Manfaat penguasaan bahasa isyarat bagi guru agama Katolik sangatlah beragam, diantaranya:
Pertama, peningkatan efektivitas pengajaran.
Guru dapat menyampaikan materi pelajaran secara langsung dan komprehensif kepada siswa tuli, memastikan tidak ada informasi krusial yang terlewatkan.
Kedua, pemberdayaan siswa tuli.
Dengan akses penuh terhadap pendidikan agama, siswa tuli dapat mengembangkan pemahaman iman yang mendalam, mengajukan pertanyaan reflektif, berdiskusi secara konstruktif, serta membentuk pandangan spiritual mereka secara mandiri.
Hal ini meningkatkan rasa percaya diri dan partisipasi aktif mereka dalam proses pembelajaran.
Ketiga, penguatan komunitas Gereja.
Ketika komunitas tuli merasa diterima dan diakomodasi dengan baik, mereka akan lebih termotivasi untuk terlibat dalam dinamika kehidupan paroki, berpartisipasi dalam beragam kegiatan, serta menjadi saksi iman yang inspiratif.
Hal ini niscaya menciptakan Gereja yang lebih kaya, lebih beragam, dan benar-benar inklusif keempat, pertumbuhan profesional dan personal guru.
Menguasai bahasa isyarat memperluas wawasan guru, meningkatkan keterampilan pedagogis mereka, serta menumbuhkan kepekaan sosial dan spiritual yang mendalam.
Ini adalah investasi berharga, bukan hanya untuk kemajuan siswa, melainkan juga untuk pengembangan diri guru itu sendiri.
Tentu saja, ikhtiar ini tak terlepas dari tantangan yang menghadang.

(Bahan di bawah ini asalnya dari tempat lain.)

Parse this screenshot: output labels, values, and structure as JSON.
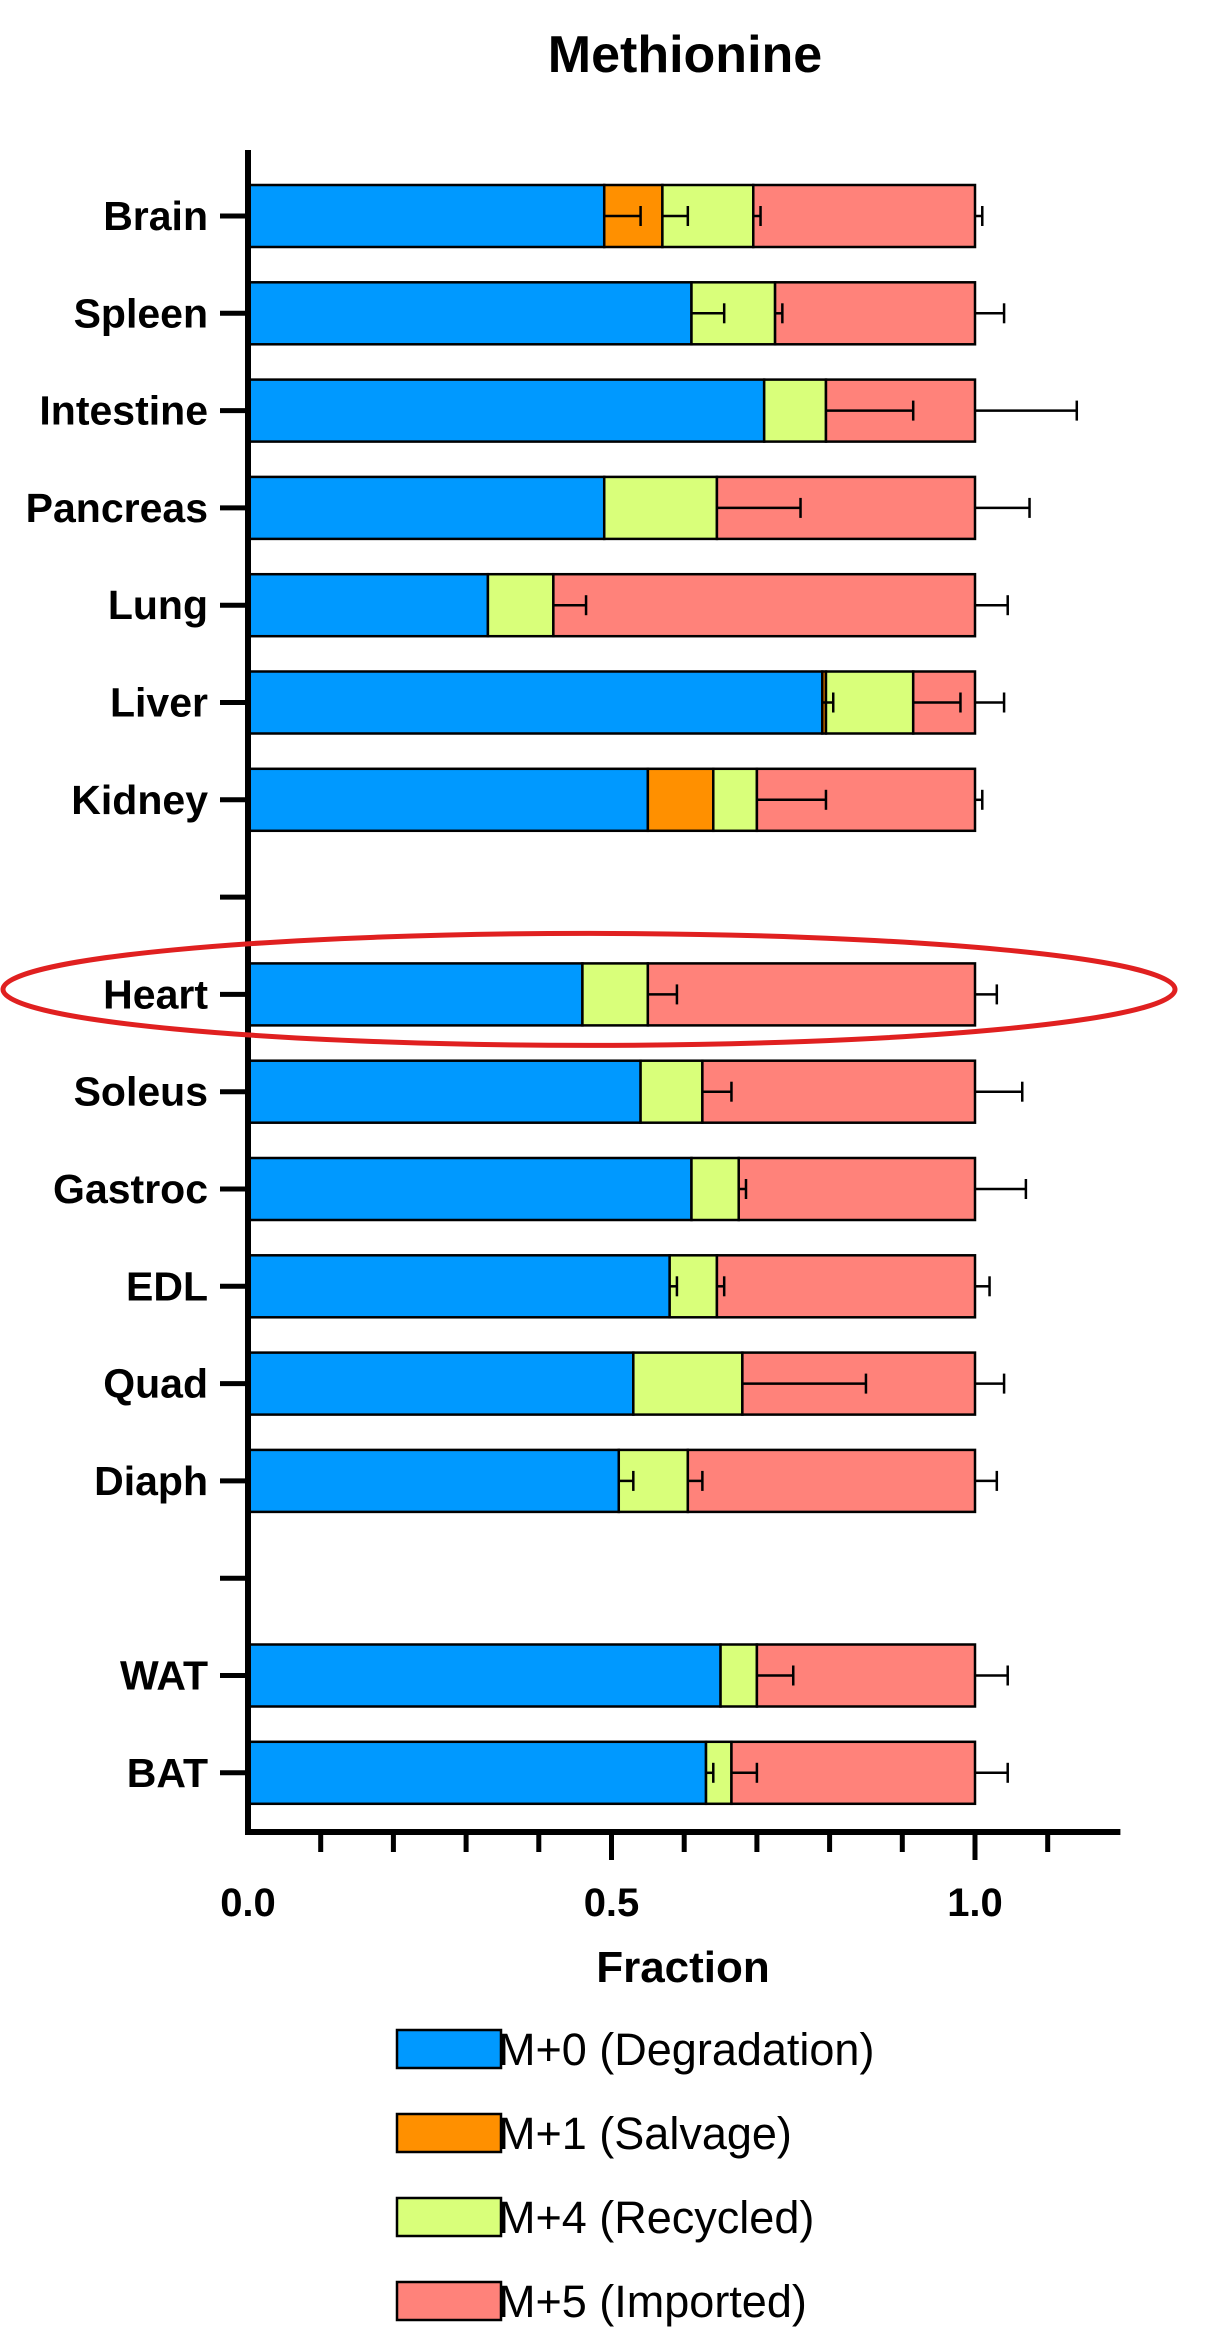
{
  "chart_data": {
    "type": "bar",
    "orientation": "horizontal",
    "stacked": true,
    "title": "Methionine",
    "xlabel": "Fraction",
    "ylabel": "",
    "xlim": [
      0,
      1.2
    ],
    "xticks": [
      0.0,
      0.5,
      1.0
    ],
    "xtick_labels": [
      "0.0",
      "0.5",
      "1.0"
    ],
    "minor_tick_step": 0.1,
    "grid": false,
    "legend_position": "bottom",
    "series": [
      {
        "name": "M+0 (Degradation)",
        "color": "#0099ff"
      },
      {
        "name": "M+1 (Salvage)",
        "color": "#ff9000"
      },
      {
        "name": "M+4 (Recycled)",
        "color": "#d9ff7a"
      },
      {
        "name": "M+5 (Imported)",
        "color": "#ff827a"
      }
    ],
    "groups": [
      [
        "Brain",
        "Spleen",
        "Intestine",
        "Pancreas",
        "Lung",
        "Liver",
        "Kidney"
      ],
      [
        "Heart",
        "Soleus",
        "Gastroc",
        "EDL",
        "Quad",
        "Diaph"
      ],
      [
        "WAT",
        "BAT"
      ]
    ],
    "rows": [
      {
        "category": "Brain",
        "values": [
          0.49,
          0.08,
          0.125,
          0.305
        ],
        "errors": [
          0.05,
          0.035,
          0.01,
          0.01
        ]
      },
      {
        "category": "Spleen",
        "values": [
          0.61,
          0.0,
          0.115,
          0.275
        ],
        "errors": [
          0.0,
          0.045,
          0.01,
          0.04
        ]
      },
      {
        "category": "Intestine",
        "values": [
          0.71,
          0.0,
          0.085,
          0.205
        ],
        "errors": [
          0.0,
          0.0,
          0.12,
          0.14
        ]
      },
      {
        "category": "Pancreas",
        "values": [
          0.49,
          0.0,
          0.155,
          0.355
        ],
        "errors": [
          0.0,
          0.0,
          0.115,
          0.075
        ]
      },
      {
        "category": "Lung",
        "values": [
          0.33,
          0.0,
          0.09,
          0.58
        ],
        "errors": [
          0.0,
          0.0,
          0.045,
          0.045
        ]
      },
      {
        "category": "Liver",
        "values": [
          0.79,
          0.005,
          0.12,
          0.085
        ],
        "errors": [
          0.015,
          0.0,
          0.065,
          0.04
        ]
      },
      {
        "category": "Kidney",
        "values": [
          0.55,
          0.09,
          0.06,
          0.3
        ],
        "errors": [
          0.0,
          0.0,
          0.095,
          0.01
        ]
      },
      {
        "category": "Heart",
        "values": [
          0.46,
          0.0,
          0.09,
          0.45
        ],
        "errors": [
          0.0,
          0.0,
          0.04,
          0.03
        ]
      },
      {
        "category": "Soleus",
        "values": [
          0.54,
          0.0,
          0.085,
          0.375
        ],
        "errors": [
          0.0,
          0.0,
          0.04,
          0.065
        ]
      },
      {
        "category": "Gastroc",
        "values": [
          0.61,
          0.0,
          0.065,
          0.325
        ],
        "errors": [
          0.0,
          0.0,
          0.01,
          0.07
        ]
      },
      {
        "category": "EDL",
        "values": [
          0.58,
          0.0,
          0.065,
          0.355
        ],
        "errors": [
          0.01,
          0.0,
          0.01,
          0.02
        ]
      },
      {
        "category": "Quad",
        "values": [
          0.53,
          0.0,
          0.15,
          0.32
        ],
        "errors": [
          0.0,
          0.0,
          0.17,
          0.04
        ]
      },
      {
        "category": "Diaph",
        "values": [
          0.51,
          0.0,
          0.095,
          0.395
        ],
        "errors": [
          0.0,
          0.02,
          0.02,
          0.03
        ]
      },
      {
        "category": "WAT",
        "values": [
          0.65,
          0.0,
          0.05,
          0.3
        ],
        "errors": [
          0.0,
          0.0,
          0.05,
          0.045
        ]
      },
      {
        "category": "BAT",
        "values": [
          0.63,
          0.0,
          0.035,
          0.335
        ],
        "errors": [
          0.01,
          0.0,
          0.035,
          0.045
        ]
      }
    ],
    "highlight": {
      "category": "Heart",
      "shape": "ellipse",
      "color": "#e02020"
    }
  }
}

Keterbatasan sumber daya, minimnya pelatihan yang tersedia, dan adakalanya kurangnya kesadaran akan kebutuhan komunitas tuli dapat menjadi kendala yang signifikan.
Namun, tantangan ini hendaknya dipandang sebagai peluang untuk berinovasi dan berkolaborasi secara sinergis.
Berbagai komunitas dan organisasi di Indonesia telah menunjukkan komitmen yang luar biasa dalam mempromosikan dan mengajarkan bahasa isyarat, yang dapat menjadi mitra strategis bagi Gereja.
Berikut adalah beberapa contoh komunitas dan organisasi yang menyelenggarakan pelatihan bahasa isyarat di Indonesia:
Pertama, Gerakan untuk Kesejahteraan Tunarungu Indonesia (GERKATIN): Organisasi payung nasional bagi komunitas tuli di Indonesia.
GERKATIN memiliki cabang yang tersebar di berbagai kota dan secara aktif mengadvokasi hak-hak kaum tuli, serta menyelenggarakan beragam pelatihan Bahasa Isyarat Indonesia (BISINDO).
Kedua, Pusat Bahasa Isyarat Indonesia (PUSBISINDO): Lembaga yang memiliki fokus pada pengembangan, standardisasi, dan pengajaran BISINDO.